A indústria de entretenimento sem dúvidas é um universo bastante expressivo, normalmente operacionalizado por meio de contratos de serviços prestados de forma terceirizada, que, indubitavelmente foi o primeiro setor a parar e será o último a retomar suas atividades, tendo em vista que os eventos inegavelmente provocam a aglomeração de pessoas.

A Medida Provisória 948 publicada em 8 de abril de 2020 trata do cancelamento de serviços, reservas e eventos e visa garantir a sobrevivência dos prestadores de serviços ou sociedade empresarial, dando um respiro para o setor durante a pandemia.

De acordo com art. 2º da MP, em caso de cancelamento de serviços como pacotes turísticos, reservas de hospedagem, eventos, cinema, teatro, plataformas digitais de venda de ingressos, entre outros, o prestador de serviços ou a sociedade empresarial, definidos no art. 21 da lei 11.771/081, não serão obrigados a reembolsar imediatamente os valores pagos pelo consumidor, desde que ofereça a possibilidade de remarcação, disponibilização de crédito, abatimento na compra de outros serviços, ou, se formalizados, acordos.

Na webinar Direitos do Consumidor na pandemia - MP 948, promovida pelo Migalhas em 13/4/202, o advogado e professor Marcelo Sodré, aponta dúvidas acerca da segurança jurídica do consumidor.

Segundo o professor, talvez a maior insegurança estaria no prazo de 90 (noventa) dias, contados da vigência da MP, estipulado para o consumidor fazer a solicitação do reembolso sem custo adicional, taxa ou multa, bem como no prazo de 12 (doze) meses para que o referido crédito possa ser utilizado pelo consumidor, contado da data de encerramento do estado de calamidade pública reconhecido pelo Decreto Legislativo 6/20.

Marcelo Sodré diz que é uma solicitação "de um futuro que é totalmente incerto para ele [consumidor] e que ele nem sabe como será esse futuro. Estamos vendo uma situação fática, caso furtuito e força maior, que realmente ocorreu, mas se coloca um prazo ao consumidor para ele tomar posições, em que ele tenha que tomar definições, talvez ele não tenha condições de tomar definições no prazo de 90 dias".

A Conselheira de Autorregulação da Febraban e Presidente do IPSConsumo, Juliana Pereira da Silva, destaca que "circunstâncias sui generis pede medidas sui generis", e que se trata de um "caso fortuito externo que atinge a relação de consumo inteira, tanto de um lado como de outro", mas não se pode esquecer da hipossuficiência dos consumidores.
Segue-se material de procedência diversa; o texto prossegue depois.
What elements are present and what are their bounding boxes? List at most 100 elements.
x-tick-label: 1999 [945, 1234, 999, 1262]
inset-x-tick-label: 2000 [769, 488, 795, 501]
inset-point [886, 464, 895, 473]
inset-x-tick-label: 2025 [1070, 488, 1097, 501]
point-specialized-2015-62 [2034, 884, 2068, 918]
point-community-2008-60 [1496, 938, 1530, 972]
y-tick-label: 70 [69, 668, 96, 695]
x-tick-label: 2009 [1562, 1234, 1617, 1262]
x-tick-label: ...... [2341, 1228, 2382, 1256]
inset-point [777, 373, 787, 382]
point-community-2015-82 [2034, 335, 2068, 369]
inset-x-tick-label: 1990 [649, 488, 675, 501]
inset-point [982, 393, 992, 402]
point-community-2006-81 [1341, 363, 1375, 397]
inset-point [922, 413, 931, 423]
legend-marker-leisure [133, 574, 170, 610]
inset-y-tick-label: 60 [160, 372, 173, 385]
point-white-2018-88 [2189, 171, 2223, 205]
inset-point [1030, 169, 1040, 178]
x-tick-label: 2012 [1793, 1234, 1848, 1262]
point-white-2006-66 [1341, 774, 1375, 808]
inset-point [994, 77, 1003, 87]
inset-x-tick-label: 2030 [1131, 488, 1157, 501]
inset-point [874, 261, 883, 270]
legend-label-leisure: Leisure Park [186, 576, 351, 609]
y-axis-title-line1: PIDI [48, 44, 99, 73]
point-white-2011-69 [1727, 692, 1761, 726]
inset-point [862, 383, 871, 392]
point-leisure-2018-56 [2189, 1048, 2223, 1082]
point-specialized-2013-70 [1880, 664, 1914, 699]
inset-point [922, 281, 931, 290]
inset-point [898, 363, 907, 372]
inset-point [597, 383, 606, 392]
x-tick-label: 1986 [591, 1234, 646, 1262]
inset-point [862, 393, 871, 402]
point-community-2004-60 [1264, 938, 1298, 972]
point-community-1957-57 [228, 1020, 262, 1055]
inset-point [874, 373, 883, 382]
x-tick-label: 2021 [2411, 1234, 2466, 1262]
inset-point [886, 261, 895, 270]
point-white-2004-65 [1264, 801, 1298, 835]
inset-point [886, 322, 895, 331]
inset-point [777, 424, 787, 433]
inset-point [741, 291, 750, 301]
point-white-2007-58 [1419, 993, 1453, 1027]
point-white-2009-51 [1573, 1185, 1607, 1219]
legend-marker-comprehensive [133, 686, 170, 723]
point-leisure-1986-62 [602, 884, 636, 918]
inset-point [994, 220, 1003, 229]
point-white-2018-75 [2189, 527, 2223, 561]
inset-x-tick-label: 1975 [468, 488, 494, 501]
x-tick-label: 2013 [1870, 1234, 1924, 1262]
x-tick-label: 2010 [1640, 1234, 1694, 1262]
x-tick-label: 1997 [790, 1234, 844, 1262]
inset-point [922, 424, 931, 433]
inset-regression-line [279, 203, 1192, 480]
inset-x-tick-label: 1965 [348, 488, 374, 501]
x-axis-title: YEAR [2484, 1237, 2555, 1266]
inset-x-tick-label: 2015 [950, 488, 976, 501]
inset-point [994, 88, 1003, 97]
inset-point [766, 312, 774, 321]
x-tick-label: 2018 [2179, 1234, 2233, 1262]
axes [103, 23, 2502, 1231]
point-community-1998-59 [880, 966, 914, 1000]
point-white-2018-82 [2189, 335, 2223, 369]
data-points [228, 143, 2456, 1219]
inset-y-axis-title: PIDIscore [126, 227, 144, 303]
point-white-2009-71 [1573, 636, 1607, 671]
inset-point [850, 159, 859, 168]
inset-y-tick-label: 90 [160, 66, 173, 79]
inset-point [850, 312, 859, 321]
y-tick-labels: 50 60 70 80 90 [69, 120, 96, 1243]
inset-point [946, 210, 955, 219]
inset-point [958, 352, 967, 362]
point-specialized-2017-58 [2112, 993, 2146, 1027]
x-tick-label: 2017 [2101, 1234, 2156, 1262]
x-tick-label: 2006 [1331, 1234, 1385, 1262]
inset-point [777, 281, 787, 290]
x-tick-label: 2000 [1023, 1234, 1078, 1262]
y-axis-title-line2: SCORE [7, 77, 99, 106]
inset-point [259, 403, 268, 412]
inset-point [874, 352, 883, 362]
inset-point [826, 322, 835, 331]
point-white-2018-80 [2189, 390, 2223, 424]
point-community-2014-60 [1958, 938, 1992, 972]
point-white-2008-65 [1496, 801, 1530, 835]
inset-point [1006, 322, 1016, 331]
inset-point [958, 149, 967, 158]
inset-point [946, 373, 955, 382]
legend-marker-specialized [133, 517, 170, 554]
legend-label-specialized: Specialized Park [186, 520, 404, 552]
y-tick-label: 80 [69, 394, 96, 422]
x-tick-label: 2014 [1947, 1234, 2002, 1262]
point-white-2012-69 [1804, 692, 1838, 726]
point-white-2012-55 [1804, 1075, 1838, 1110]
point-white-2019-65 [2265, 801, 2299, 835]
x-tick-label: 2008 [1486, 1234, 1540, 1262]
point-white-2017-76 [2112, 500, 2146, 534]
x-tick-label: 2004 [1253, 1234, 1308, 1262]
Apesar de algumas vezes serem tratados como conceitos distintos, o caso fortuito e a força maior são regularmente percebidos como sinônimos. Em alguns casos podem ser diferenciados doutrinariamente, sendo o caso fortuito um evento que não pode ser previsto e nem evitado e a força maior um fato humano ou natural que pode ser previsto, mas não pode ser impedido.

Ainda hoje existem divergências doutrinárias acerca da matéria e das definições, mas ressalta-se que para fins de exclusão de responsabilidade civil, o art. 393 do Código Civil não distingue caso fortuito de força maior, conforme se observa:

Art. 393. O devedor não responde pelos prejuízos resultantes de caso fortuito ou força maior, se expressamente não se houver por eles responsabilizado.

Parágrafo único. O caso fortuito ou de força maior verifica-se no fato necessário, cujos efeitos não era possível evitar ou impedir.

 Estes casos são entendidos como excludentes de responsabilidade, e verificam-se quando o contrato entabulado não pode ser cumprido por questões alheias às vontades das partes.

Vê-se que atualmente vivemos uma realidade, imposta pelas medidas de enfrentamento ao coronavírus, em que os eventos de entretenimento como normalmente eram produzidos tornaram-se inviáveis, ante a necessidade de isolamento social e a impossibilidade de aglomeração de pessoas.

Entendendo a pandemia como um caso de força maior, em razão da inovação que a questão apresenta e da imprevisibilidade do que está por vir, o esforço pelo equilíbrio contratual é extremamente necessário na tentativa de flexibilizar as questões previstas contratualmente e na tentativa de reduzir os impactos econômicos e financeiros na cadeia contratual dos eventos.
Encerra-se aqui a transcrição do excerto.